The vascularization of the construct remains a major challenge for future studies of myocardial tissue engineering. In our study, liquid collagen was used as a scaffold. In the EHTs, the gelled collagen still allows for mass transfer and medium diffusion through the construct. This was further improved during the mechanical stretch. Additionally, the EHTs not only contained cardiomyocytes but represented organoids because of the presence of non-cardiac cell types –e.g. endothelial cells, fibroblasts, neurons (Fig. 2). The presence of vascular endothelial cells and fibroblasts in the construct may engender vasculature formation [35]. These factors may constitute the major (if not the sole) reason that we could generate EHTs with a thickness up to 4 mm. It is intriguing that formation of blood vessel-like structure in the EHT was observed 4 weeks after transplantation (Fig. 4C). Whether the vessels were of donor origin or had a role in de novo vascularization remains to be investigated.

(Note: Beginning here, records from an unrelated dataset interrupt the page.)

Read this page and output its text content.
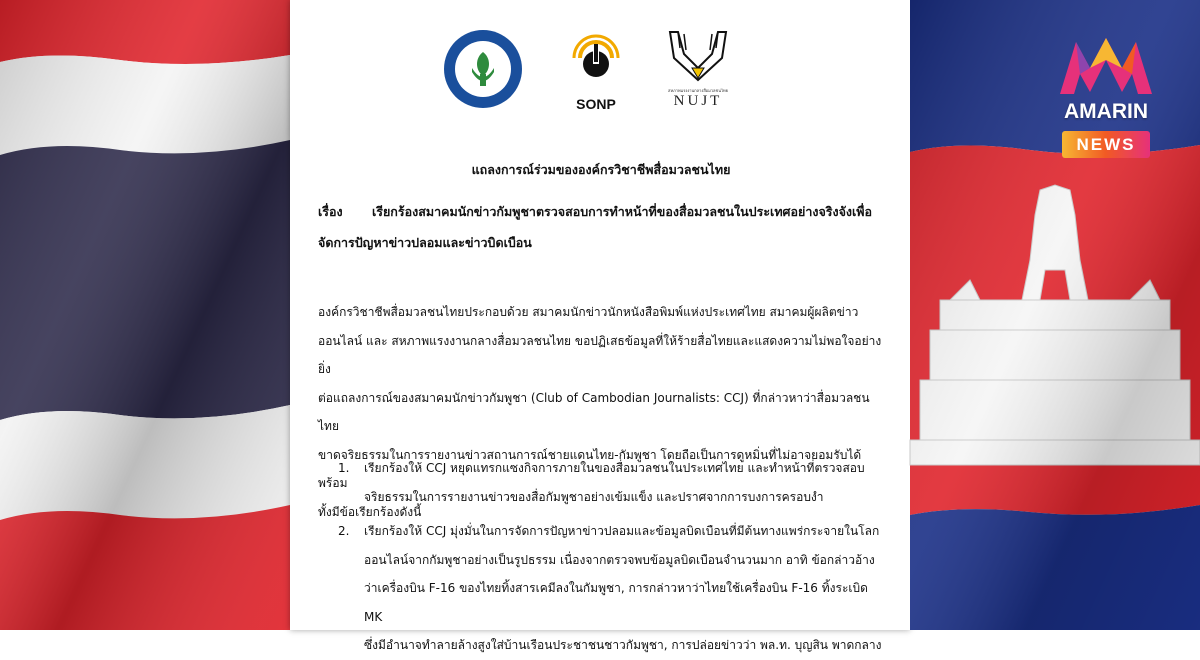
SONP
สหภาพแรงงานกลางสื่อมวลชนไทย
NUJT
แถลงการณ์ร่วมขององค์กรวิชาชีพสื่อมวลชนไทย
เรื่อง เรียกร้องสมาคมนักข่าวกัมพูชาตรวจสอบการทำหน้าที่ของสื่อมวลชนในประเทศอย่างจริงจังเพื่อ
จัดการปัญหาข่าวปลอมและข่าวบิดเบือน
องค์กรวิชาชีพสื่อมวลชนไทยประกอบด้วย สมาคมนักข่าวนักหนังสือพิมพ์แห่งประเทศไทย สมาคมผู้ผลิตข่าว
ออนไลน์ และ สหภาพแรงงานกลางสื่อมวลชนไทย ขอปฏิเสธข้อมูลที่ให้ร้ายสื่อไทยและแสดงความไม่พอใจอย่างยิ่ง
ต่อแถลงการณ์ของสมาคมนักข่าวกัมพูชา (Club of Cambodian Journalists: CCJ) ที่กล่าวหาว่าสื่อมวลชนไทย
ขาดจริยธรรมในการรายงานข่าวสถานการณ์ชายแดนไทย-กัมพูชา โดยถือเป็นการดูหมิ่นที่ไม่อาจยอมรับได้ พร้อม
ทั้งมีข้อเรียกร้องดังนี้
1. เรียกร้องให้ CCJ หยุดแทรกแซงกิจการภายในของสื่อมวลชนในประเทศไทย และทำหน้าที่ตรวจสอบ
จริยธรรมในการรายงานข่าวของสื่อกัมพูชาอย่างเข้มแข็ง และปราศจากการบงการครอบงำ
2. เรียกร้องให้ CCJ มุ่งมั่นในการจัดการปัญหาข่าวปลอมและข้อมูลบิดเบือนที่มีต้นทางแพร่กระจายในโลก
ออนไลน์จากกัมพูชาอย่างเป็นรูปธรรม เนื่องจากตรวจพบข้อมูลบิดเบือนจำนวนมาก อาทิ ข้อกล่าวอ้าง
ว่าเครื่องบิน F-16 ของไทยทิ้งสารเคมีลงในกัมพูชา, การกล่าวหาว่าไทยใช้เครื่องบิน F-16 ทิ้งระเบิด MK
ซึ่งมีอำนาจทำลายล้างสูงใส่บ้านเรือนประชาชนชาวกัมพูชา, การปล่อยข่าวว่า พล.ท. บุญสิน พาดกลาง
AMARIN
NEWS
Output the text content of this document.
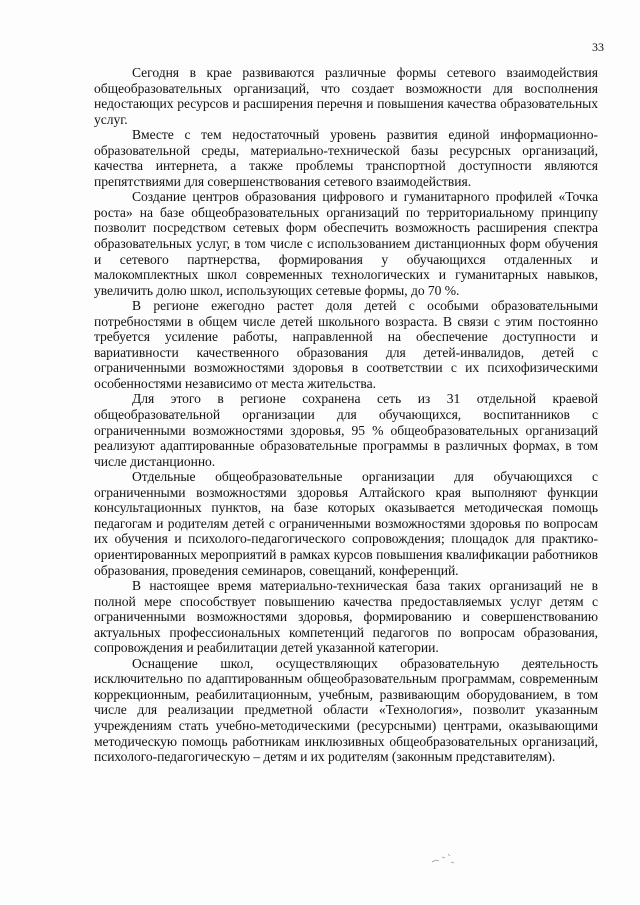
33

Сегодня в крае развиваются различные формы сетевого взаимодействия общеобразовательных организаций, что создает возможности для восполнения недостающих ресурсов и расширения перечня и повышения качества образовательных услуг.

Вместе с тем недостаточный уровень развития единой информационно-образовательной среды, материально-технической базы ресурсных организаций, качества интернета, а также проблемы транспортной доступности являются препятствиями для совершенствования сетевого взаимодействия.

Создание центров образования цифрового и гуманитарного профилей «Точка роста» на базе общеобразовательных организаций по территориальному принципу позволит посредством сетевых форм обеспечить возможность расширения спектра образовательных услуг, в том числе с использованием дистанционных форм обучения и сетевого партнерства, формирования у обучающихся отдаленных и малокомплектных школ современных технологических и гуманитарных навыков, увеличить долю школ, использующих сетевые формы, до 70 %.

В регионе ежегодно растет доля детей с особыми образовательными потребностями в общем числе детей школьного возраста. В связи с этим постоянно требуется усиление работы, направленной на обеспечение доступности и вариативности качественного образования для детей-инвалидов, детей с ограниченными возможностями здоровья в соответствии с их психофизическими особенностями независимо от места жительства.

Для этого в регионе сохранена сеть из 31 отдельной краевой общеобразовательной организации для обучающихся, воспитанников с ограниченными возможностями здоровья, 95 % общеобразовательных организаций реализуют адаптированные образовательные программы в различных формах, в том числе дистанционно.

Отдельные общеобразовательные организации для обучающихся с ограниченными возможностями здоровья Алтайского края выполняют функции консультационных пунктов, на базе которых оказывается методическая помощь педагогам и родителям детей с ограниченными возможностями здоровья по вопросам их обучения и психолого-педагогического сопровождения; площадок для практико-ориентированных мероприятий в рамках курсов повышения квалификации работников образования, проведения семинаров, совещаний, конференций.

В настоящее время материально-техническая база таких организаций не в полной мере способствует повышению качества предоставляемых услуг детям с ограниченными возможностями здоровья, формированию и совершенствованию актуальных профессиональных компетенций педагогов по вопросам образования, сопровождения и реабилитации детей указанной категории.

Оснащение школ, осуществляющих образовательную деятельность исключительно по адаптированным общеобразовательным программам, современным коррекционным, реабилитационным, учебным, развивающим оборудованием, в том числе для реализации предметной области «Технология», позволит указанным учреждениям стать учебно-методическими (ресурсными) центрами, оказывающими методическую помощь работникам инклюзивных общеобразовательных организаций, психолого-педагогическую – детям и их родителям (законным представителям).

The study has limitations. First, mouse EHTs were xenotransplanted into rat myocardium because rat MI model was more appropriate compared with mouse model because (1) the relatively large heart would facilitate the transplantation and observation of EHTs and (2) the surgery was relatively easier to increase the survival chances of animals. No obvious immune rejection was observed 4 weeks after EHTs transplantation. Nonetheless, allotransplantation or autologous transplantation will be more useful practically for therapeutic cloning purpose. Second, the tumour formation was not assessed systematically after EHT transplantation. Because NT-ES cells are pluripotent stem cells, the possibility of inducing tumour formation has to be evaluated when the cells are transplanted in vivo. In this study, no tumour formation was observed in the histopathological sections of infarcted myocardium 4 weeks after EHTs transplantation. Exhaustive long-term investigations remain to be studied to ensure the safety of potential therapy for EHT transplantation. Third, in vivo visualization and quantification of the engrafted tissue were not performed in animal study to investigate the integration and cell migration or fusion. In this study, in order to determine the therapeutic effect of EHTs derived from NT-ES cells, no NT-ES cells were genetically labelled for tracking. EHTs could only be identified by their appearance and location in this study. Without the markers to identify graft cells, it is difficult to identify the graft from residual host muscle. So these structures could only be identified as the putative graft or host. More appropriate studies need to be undertaken for infect NT-ESC with luciferase or GFP labelled slow virus or to label NT-ESC with ferric oxide nanoparticle.

Nevertheless, this study is the first to describe the EHT construction from NT-ES cells and transplanted EHTs in infarcted rat heart for therapeutic application. Our results strongly suggest that NT-ES cells can be used as a source of seeding cells for tissue engineering, especially for those tissues or organs based on cell types difficult to obtain elsewhere, e.g. cardiac tissue. In addition, the EHTs increased the size and facilitated transplantation, with a strong potential for the therapy of heart regeneration.